On my system rand is implemented as part of libc, specifically version GLIBC 2.39-0ubuntu8.4. I’ve done some digging and in fact locally my rand implements a Linear Feedback Shift Generator (LFSG), which is more sophisticated and has much better randomness properties.

Side note: LCG improvements

It wouldn’t be surprising if another LCG had better properties than the original QBasic implementation. The key improvements we could make are:

  • Use the full 32-bit period: the QBasic implementation is limited to 24-bits for no good reason.
  • Introduce mixing: we can reduce linear dependence between bits by combining different parts of the state using bit shifts and XOR operations.

Xorshift

The xorshift family of PRNGs are some of my favourites: they are simple to implement and behave very nicely. They’re actually related to the well-behaving LFSG we saw in the previous section.

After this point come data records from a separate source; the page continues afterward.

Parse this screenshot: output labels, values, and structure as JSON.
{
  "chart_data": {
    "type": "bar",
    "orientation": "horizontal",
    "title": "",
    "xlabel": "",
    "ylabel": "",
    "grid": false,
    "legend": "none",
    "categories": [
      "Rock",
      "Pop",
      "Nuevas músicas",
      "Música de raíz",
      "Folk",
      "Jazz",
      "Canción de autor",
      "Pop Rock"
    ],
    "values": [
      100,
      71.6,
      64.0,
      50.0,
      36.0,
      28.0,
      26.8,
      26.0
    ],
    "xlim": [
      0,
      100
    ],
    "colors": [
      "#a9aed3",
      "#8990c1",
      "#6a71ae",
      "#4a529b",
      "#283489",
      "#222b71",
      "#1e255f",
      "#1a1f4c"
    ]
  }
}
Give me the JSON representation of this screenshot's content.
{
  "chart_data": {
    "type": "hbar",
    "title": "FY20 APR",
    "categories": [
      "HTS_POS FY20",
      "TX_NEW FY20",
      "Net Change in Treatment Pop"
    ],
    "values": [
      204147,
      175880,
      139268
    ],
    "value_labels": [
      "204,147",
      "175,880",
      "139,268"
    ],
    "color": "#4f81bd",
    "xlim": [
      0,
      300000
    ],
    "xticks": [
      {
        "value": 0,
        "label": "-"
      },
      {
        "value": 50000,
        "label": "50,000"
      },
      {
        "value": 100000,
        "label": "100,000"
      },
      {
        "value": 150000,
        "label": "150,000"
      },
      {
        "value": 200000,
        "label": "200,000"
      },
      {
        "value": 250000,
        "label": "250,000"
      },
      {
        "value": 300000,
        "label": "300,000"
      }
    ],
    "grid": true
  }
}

I’ve tested the 32-bit XOR-based version (ref: Algorithm “xor” from p. 4 of Marsaglia, “Xorshift RNGs”):

uint32_t xorshift32(uint32_t* s)
{
  *s ^= *s << 13;
  *s ^= *s >> 17;
  *s ^= *s << 5;
  return *s;
}

xs32 randograms

Heatmap for seed 2191022762:

Bit index 8 9 10 11 12 13 14 15 Avg.
0 4054 3999 4011 3972 4132 4077 4108 4151 4063
1 3978 4045 3958 3946 4087 3995 4048 4111 4021
2 4032 4050 4037 4028 4038 4079 3991 4074 4041
3 4059 4079 4047 4000 4136 4090 4083 4087 4072
4 4076 4002 4043 4007 4082 4022 4026 4077 4041
5 4096 4025 4065 4016 4151 4167 4091 4141 4094
6 4043 4012 4003 4024 4083 4114 4031 4060 4046
7 4028 4035 4026 3944 4087 4030 4011 4065 4028
Avg. 4045 4030 4023 3992 4099 4071 4048 4095  

A nice, simple algorithm, plus the randogram and heatmap are comparable to the LFSG rand implementation. We can further improve this algorithm by switching to xorshift* which includes an extra multiplication and reduces linear dependence.

Closing thoughts

I think randograms are fun and give us some nice intuition into the quality of a PRNG’s randomness.

They’re obviously not great for giving us a measurable output - even when combined with my ad hoc bitwise comparisons - for that we need test suites like Big Crush.

When choosing which PRNG to use for a project you need to take into account details of the problem domain. None of the algorithms I’ve shown above are suitable for cryptographic purposes, but if the quality of the randomness isn’t paramount and performance is then I’d recommend one of the xorshift family (e.g. for Monte Carlo simulations).

Despite the C rand function making a good showing, I would not recommend using it unless you don’t care about quality of randomness at all. The implementation you have access to might be a lot worse than mine.

The source code for this experiment is on my Github at randogram.